Peak in Global Coal Usage and Emissions Expected in 2023
Posted 05/12/2023 13:54
A new report from Rystad Energy forecasts a peak in global coal-fired power generation in 2023, marking the beginning of a decline in coal's dominance in the power sector. The shift is driven by the expansion of renewable and low-carbon energy sources, particularly solar and wind. In 2024, new electricity supply from renewables is expected to surpass power demand growth, leading to a marginal decline in coal-fired generation to 10,332 terawatt hours (TWh), down 41 TWh from 2023. The decline signals the start of the renewable energy era in the power market, although coal and natural gas power plants will continue to play a role in providing baseload supply and flexibility.
The global power sector has been heavily reliant on coal for the past 30 years, contributing to about 40% of all carbon dioxide (CO2) emissions. Coal's gradual displacement is expected to reduce associated CO2 emissions as renewables gain traction. While investments in coal capacity have decreased in Europe and North America due to emissions policies and the availability of affordable natural gas, Asia, particularly China, has maintained global coal consumption. However, rapid development of low-carbon power sources is expected to lead to a cleaner energy system.
Asia has been a significant driver of global coal power generation, accounting for over three-quarters of the world's coal power generation due to abundant reserves and the need for quick energy supply to support economic growth. Despite Asia's continued growth, Europe and North America have systematically replaced coal generation with cleaner sources like natural gas and renewables. The surge in demand for coal in Asia in the second half of 2022 due to rising gas and LNG prices is expected to be temporary, as coal will be gradually displaced by renewables.
Asia is anticipated to add more than 40 GW of new coal capacity in 2024, with forecasts suggesting capacity additions until 2027, albeit at a slower pace, before coal power plants begin to decline. The utilization rates of new Asian coal power plants will depend on factors such as electricity demand growth, renewables capacity growth, and the age and health of existing coal infrastructure. Despite the growth in coal generation capacity, it is overshadowed by the rapid increase in new renewable energy capacity, with solar PV and wind installations expected to set new records.
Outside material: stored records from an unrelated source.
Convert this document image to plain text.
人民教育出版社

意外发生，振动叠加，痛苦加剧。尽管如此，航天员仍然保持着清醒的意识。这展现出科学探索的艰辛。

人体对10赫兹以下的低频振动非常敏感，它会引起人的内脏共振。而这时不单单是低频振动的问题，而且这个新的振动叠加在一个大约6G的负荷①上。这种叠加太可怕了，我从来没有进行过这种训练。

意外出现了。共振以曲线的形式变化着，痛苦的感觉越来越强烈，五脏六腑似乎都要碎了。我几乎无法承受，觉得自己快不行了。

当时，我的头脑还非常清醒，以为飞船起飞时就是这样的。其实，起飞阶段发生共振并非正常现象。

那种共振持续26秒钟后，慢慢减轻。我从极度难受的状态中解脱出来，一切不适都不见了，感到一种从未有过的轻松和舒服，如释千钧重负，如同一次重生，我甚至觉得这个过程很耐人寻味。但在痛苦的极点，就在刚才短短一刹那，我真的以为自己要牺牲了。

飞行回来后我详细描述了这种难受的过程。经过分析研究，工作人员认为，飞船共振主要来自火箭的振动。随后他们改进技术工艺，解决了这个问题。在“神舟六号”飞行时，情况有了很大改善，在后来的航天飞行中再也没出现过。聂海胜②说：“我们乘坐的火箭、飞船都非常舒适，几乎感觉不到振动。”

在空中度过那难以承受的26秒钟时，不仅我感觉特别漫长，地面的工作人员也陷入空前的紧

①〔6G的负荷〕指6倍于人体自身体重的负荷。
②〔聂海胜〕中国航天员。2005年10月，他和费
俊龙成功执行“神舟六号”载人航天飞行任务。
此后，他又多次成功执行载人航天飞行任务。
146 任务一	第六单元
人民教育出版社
The challenge lies in meeting the growing demand for electricity globally, especially in Asia, where economic activity is expanding. The forecasted growth in electricity demand is expected to reach around 25,400 TWh in 2024, with a significant portion coming from Asia. However, the growth in generation from carbon-free sources, including solar PV, wind, nuclear, hydro, and bioenergy, is expected to outstrip the increase in demand. With renewable power generation having lower operational costs than fossil-fuel plants, clean energy sources are expected to take priority in the merit order, displacing fossil-fueled power generation and potentially reaching peak coal generation and carbon emissions from the power sector in 2023.